The fog burns off. The sky blues. The sun lights up the hills, the closest ones dotted with houses, the more northerly ones a near-unbroken swath of green. Dolphins arch by. I catch another wave.
Pismo to Santa Cruz
This is not the best stretch of 101. I drive. More podcasts. Trump. His cabinet picks. Because I’ve been sexually assaulted, because I’m a woman, the results of this election infect my body. My skins crawls, my heart races, my gut clenches. We’re in a state of perpetual fight or flight. I want to flee. I will fight. I drive.

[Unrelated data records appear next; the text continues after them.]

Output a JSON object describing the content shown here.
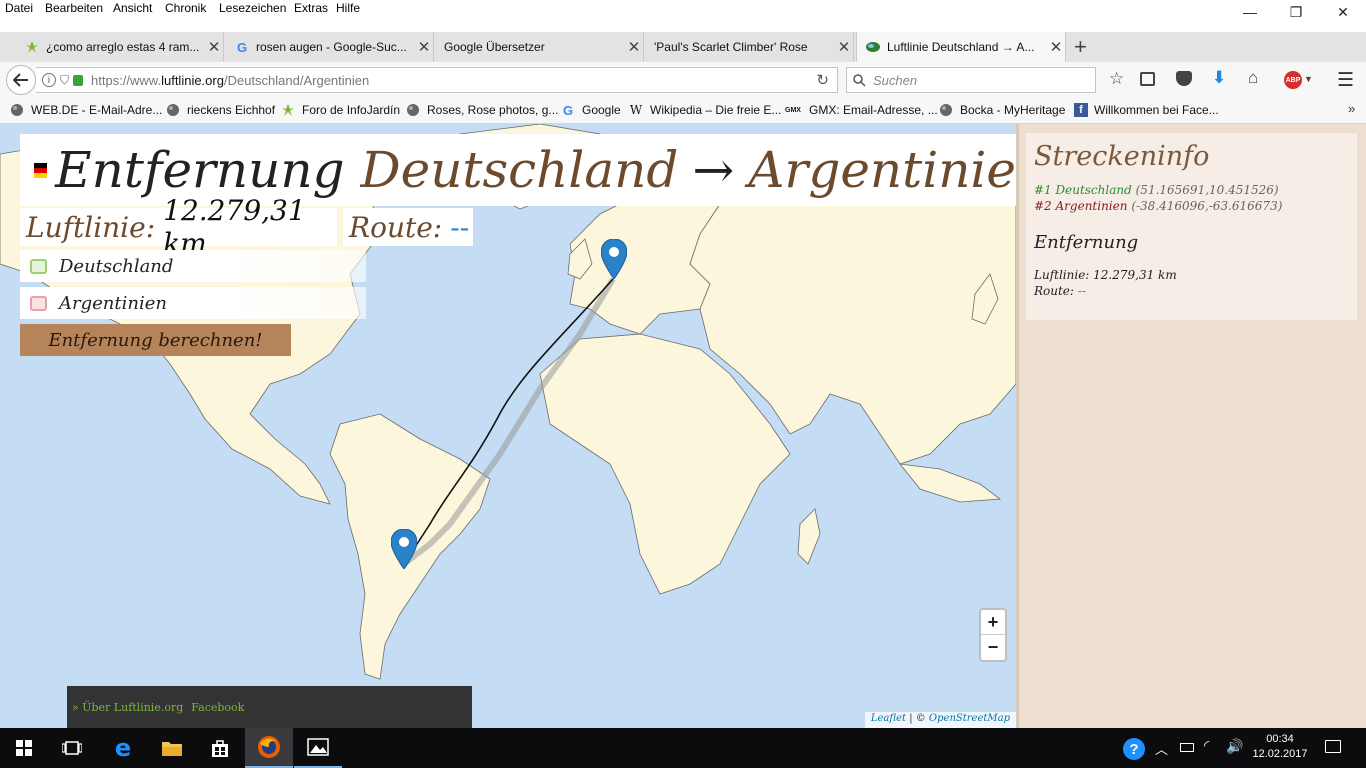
{
  "menu": [
    "Datei",
    "Bearbeiten",
    "Ansicht",
    "Chronik",
    "Lesezeichen",
    "Extras",
    "Hilfe"
  ],
  "window_controls": {
    "minimize": "—",
    "restore": "❐",
    "close": "✕"
  },
  "tabs": [
    {
      "label": "¿como arreglo estas 4 ram...",
      "icon": "infojardin-icon"
    },
    {
      "label": "rosen augen - Google-Suc...",
      "icon": "google-icon"
    },
    {
      "label": "Google Übersetzer",
      "icon": "none"
    },
    {
      "label": "'Paul's Scarlet Climber' Rose",
      "icon": "none"
    },
    {
      "label": "Luftlinie Deutschland → A...",
      "icon": "luftlinie-icon"
    }
  ],
  "new_tab": "+",
  "url": {
    "prefix": "https://www.",
    "domain": "luftlinie.org",
    "path": "/Deutschland/Argentinien"
  },
  "search": {
    "placeholder": "Suchen"
  },
  "bookmarks": [
    {
      "label": "WEB.DE - E-Mail-Adre...",
      "icon": "globe-icon"
    },
    {
      "label": "rieckens Eichhof",
      "icon": "globe-icon"
    },
    {
      "label": "Foro de InfoJardín",
      "icon": "infojardin-icon"
    },
    {
      "label": "Roses, Rose photos, g...",
      "icon": "globe-icon"
    },
    {
      "label": "Google",
      "icon": "google-icon"
    },
    {
      "label": "Wikipedia – Die freie E...",
      "icon": "wikipedia-icon"
    },
    {
      "label": "GMX: Email-Adresse, ...",
      "icon": "gmx-icon"
    },
    {
      "label": "Bocka - MyHeritage",
      "icon": "globe-icon"
    },
    {
      "label": "Willkommen bei Face...",
      "icon": "facebook-icon"
    }
  ],
  "bookmarks_more": "»",
  "page": {
    "title_prefix": "Entfernung",
    "title_from": "Deutschland",
    "title_arrow": "→",
    "title_to": "Argentinie",
    "luftlinie_label": "Luftlinie:",
    "luftlinie_value": "12.279,31 km",
    "route_label": "Route:",
    "route_value": "--",
    "from_input": "Deutschland",
    "to_input": "Argentinien",
    "calc_button": "Entfernung berechnen!",
    "footer_link1": "» Über Luftlinie.org",
    "footer_link2": "Facebook",
    "zoom_in": "+",
    "zoom_out": "−",
    "attribution_leaflet": "Leaflet",
    "attribution_sep": " | © ",
    "attribution_osm": "OpenStreetMap"
  },
  "sidebar": {
    "title": "Streckeninfo",
    "point1_label": "#1 Deutschland",
    "point1_coords": "(51.165691,10.451526)",
    "point2_label": "#2 Argentinien",
    "point2_coords": "(-38.416096,-63.616673)",
    "dist_title": "Entfernung",
    "luft_line": "Luftlinie: 12.279,31 km",
    "route_label": "Route:",
    "route_value": "--"
  },
  "taskbar": {
    "time": "00:34",
    "date": "12.02.2017"
  },
  "colors": {
    "accent": "#b5845b",
    "map_water": "#c4dcf4",
    "land": "#fbf6dc",
    "marker": "#2a82cb",
    "sidebar_bg": "#ecdfd0"
  }
}
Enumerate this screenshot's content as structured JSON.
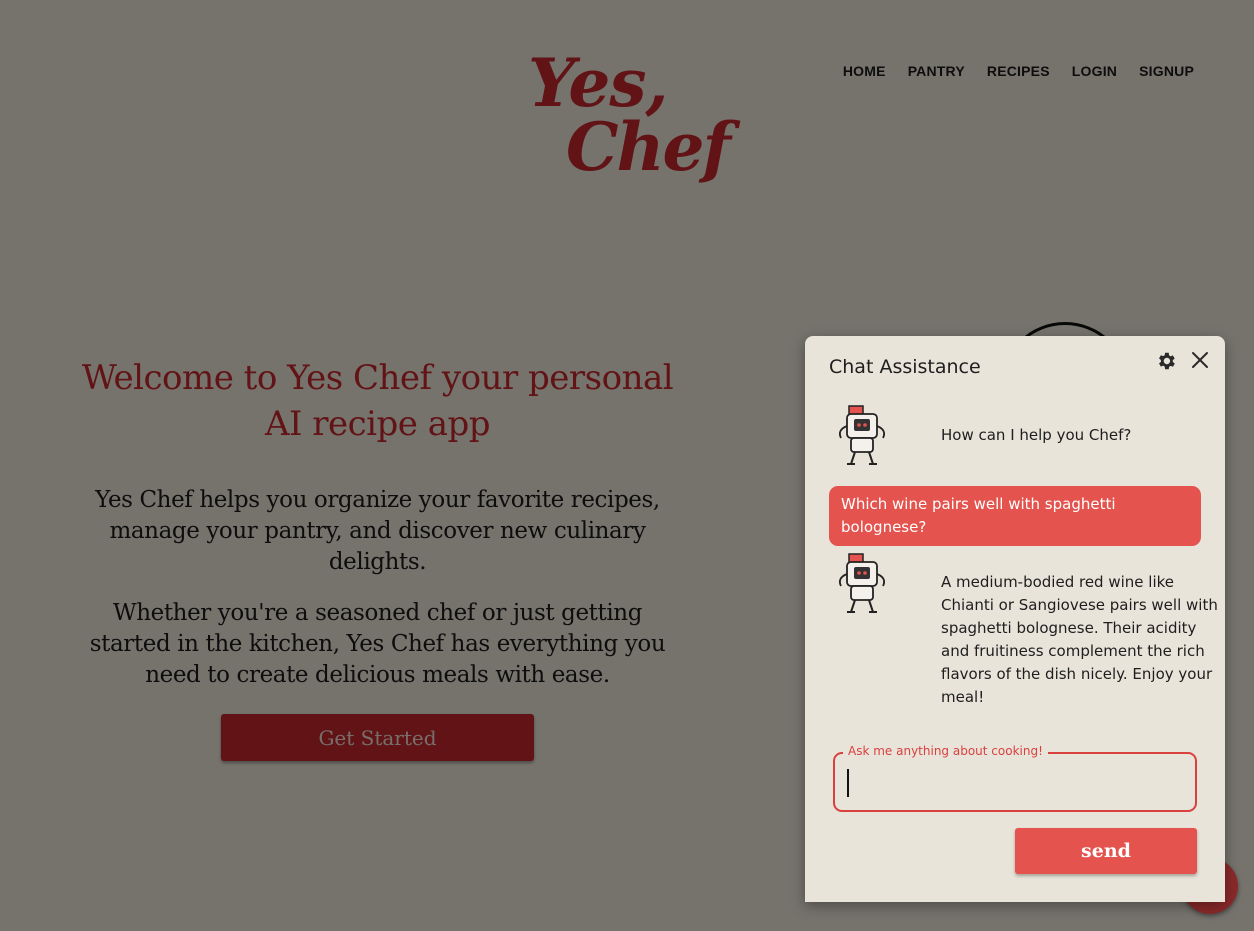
{
  "logo": {
    "line1": "Yes,",
    "line2": "Chef"
  },
  "nav": [
    {
      "label": "HOME"
    },
    {
      "label": "PANTRY"
    },
    {
      "label": "RECIPES"
    },
    {
      "label": "LOGIN"
    },
    {
      "label": "SIGNUP"
    }
  ],
  "hero": {
    "title": "Welcome to Yes Chef your personal AI recipe app",
    "paragraph1": "Yes Chef helps you organize your favorite recipes, manage your pantry, and discover new culinary delights.",
    "paragraph2": "Whether you're a seasoned chef or just getting started in the kitchen, Yes Chef has everything you need to create delicious meals with ease.",
    "cta_label": "Get Started"
  },
  "chat": {
    "title": "Chat Assistance",
    "messages": [
      {
        "role": "bot",
        "text": "How can I help you Chef?"
      },
      {
        "role": "user",
        "text": "Which wine pairs well with spaghetti bolognese?"
      },
      {
        "role": "bot",
        "text": "A medium-bodied red wine like Chianti or Sangiovese pairs well with spaghetti bolognese. Their acidity and fruitiness complement the rich flavors of the dish nicely. Enjoy your meal!"
      }
    ],
    "input_label": "Ask me anything about cooking!",
    "input_value": "",
    "send_label": "send"
  },
  "icons": {
    "settings": "gear-icon",
    "close": "close-icon",
    "assistant_avatar": "robot-chef-icon"
  },
  "colors": {
    "brand_red": "#c2272d",
    "accent_red": "#e4534d",
    "panel_bg": "#e9e4da",
    "page_bg": "#ede6da"
  }
}
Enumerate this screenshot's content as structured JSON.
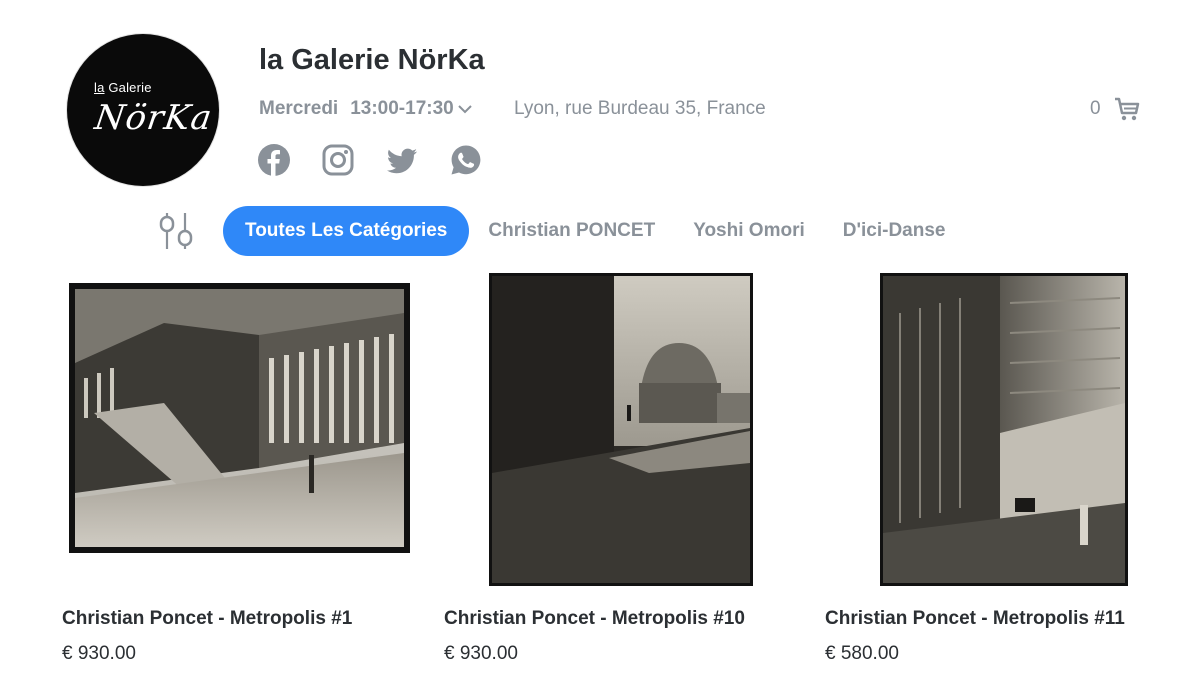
{
  "shop": {
    "logo_small_prefix": "la",
    "logo_small_rest": " Galerie",
    "logo_script": "NörKa",
    "title": "la Galerie NörKa"
  },
  "hours": {
    "day": "Mercredi",
    "time": "13:00-17:30"
  },
  "address": "Lyon, rue Burdeau 35, France",
  "cart": {
    "count": "0"
  },
  "socials": [
    "facebook-icon",
    "instagram-icon",
    "twitter-icon",
    "whatsapp-icon"
  ],
  "categories": [
    {
      "label": "Toutes Les Catégories",
      "active": true
    },
    {
      "label": "Christian PONCET",
      "active": false
    },
    {
      "label": "Yoshi Omori",
      "active": false
    },
    {
      "label": "D'ici-Danse",
      "active": false
    }
  ],
  "products": [
    {
      "name": "Christian Poncet - Metropolis #1",
      "price": "€ 930.00"
    },
    {
      "name": "Christian Poncet - Metropolis #10",
      "price": "€ 930.00"
    },
    {
      "name": "Christian Poncet - Metropolis #11",
      "price": "€ 580.00"
    }
  ],
  "colors": {
    "accent": "#2f88f8",
    "muted": "#8a9199",
    "text": "#2b2f33"
  }
}
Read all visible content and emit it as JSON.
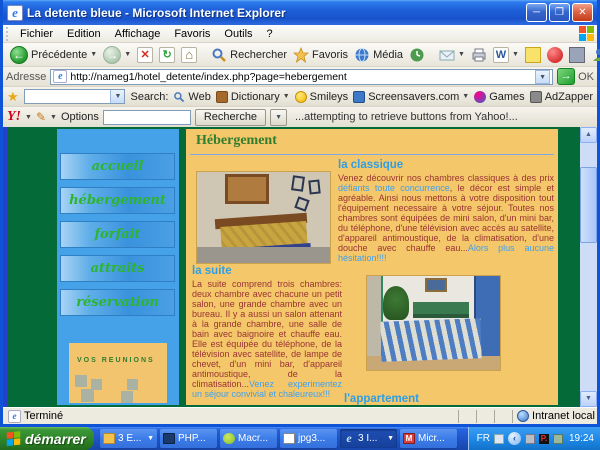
{
  "window": {
    "title": "La detente bleue - Microsoft Internet Explorer",
    "menu": {
      "items": [
        "Fichier",
        "Edition",
        "Affichage",
        "Favoris",
        "Outils",
        "?"
      ]
    },
    "toolbar": {
      "back_label": "Précédente",
      "search_label": "Rechercher",
      "favorites_label": "Favoris",
      "media_label": "Média"
    },
    "address": {
      "label": "Adresse",
      "url": "http://nameg1/hotel_detente/index.php?page=hebergement",
      "go_label": "OK"
    },
    "searchbar": {
      "label": "Search:",
      "web": "Web",
      "dictionary": "Dictionary",
      "smileys": "Smileys",
      "screensavers": "Screensavers.com",
      "games": "Games",
      "adzapper": "AdZapper"
    },
    "yahoobar": {
      "logo": "Y!",
      "options_label": "Options",
      "button_label": "Recherche",
      "status": "...attempting to retrieve buttons from Yahoo!..."
    }
  },
  "page": {
    "header": "Hébergement",
    "nav": [
      "accueil",
      "hébergement",
      "forfait",
      "attraits",
      "réservation"
    ],
    "reunions_label": "VOS REUNIONS",
    "classique": {
      "title": "la classique",
      "p1": "Venez découvrir nos chambres classiques à des prix ",
      "link": "défiants toute concurrence",
      "p2": ", le décor est simple et agréable. Ainsi nous mettons à votre disposition tout l'équipement necessaire à votre séjour. Toutes nos chambres sont équipées de mini salon, d'un mini bar, du téléphone, d'une télévision avec accès au satellite, d'appareil antimoustique, de la climatisation, d'une douche avec chauffe eau...",
      "tail": "Alors plus aucune hésitation!!!!"
    },
    "suite": {
      "title": "la suite",
      "p1": "La suite comprend trois chambres: deux chambre avec chacune un petit salon, une grande chambre avec un bureau. Il y a aussi un salon attenant à la grande chambre, une salle de bain avec baignoire et chauffe eau. Elle est équipée du téléphone, de la télévision avec satellite, de lampe de chevet, d'un mini bar, d'appareil antimoustique, de la climatisation...",
      "tail": "Venez experimentez un séjour convivial et chaleureux!!!"
    },
    "appartement": {
      "title": "l'appartement"
    }
  },
  "statusbar": {
    "status": "Terminé",
    "zone": "Intranet local"
  },
  "taskbar": {
    "start_label": "démarrer",
    "items": [
      "3 E...",
      "PHP...",
      "Macr...",
      "jpg3...",
      "3 I...",
      "Micr..."
    ],
    "tray": {
      "lang": "FR",
      "time": "19:24"
    }
  },
  "icons": {
    "ie_e": "e",
    "minimize": "─",
    "maximize": "❐",
    "close": "✕",
    "back": "←",
    "forward": "→",
    "stop": "✕",
    "refresh": "↻",
    "home": "⌂",
    "dropdown": "▼",
    "go": "→",
    "star": "★",
    "pencil": "✎",
    "word": "W",
    "scroll_up": "▲",
    "scroll_down": "▼",
    "chevron_left": "‹",
    "m": "M",
    "p": "P."
  }
}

My daughter and I hike around Wilder Ranch. Or more correctly, we slog along the muddy trail, avoiding puddles. The hills roll out in three directions. The ocean waits as always in the forth. The entirety of my sense of place centers on the Pacific. We descend from the hilltop into a forested area. A creek babbles by.
Santa Cruz to San Francisco
I stop listening to the podcasts hosts talk about the new A Tribe Called Quest album and pull up Spotify, play the new A Tribe Called Quest album. Music fills the car, my heart. I take the coast route. Evening turns to night with little fanfare – no spectacular sunset for once, just a fade to black.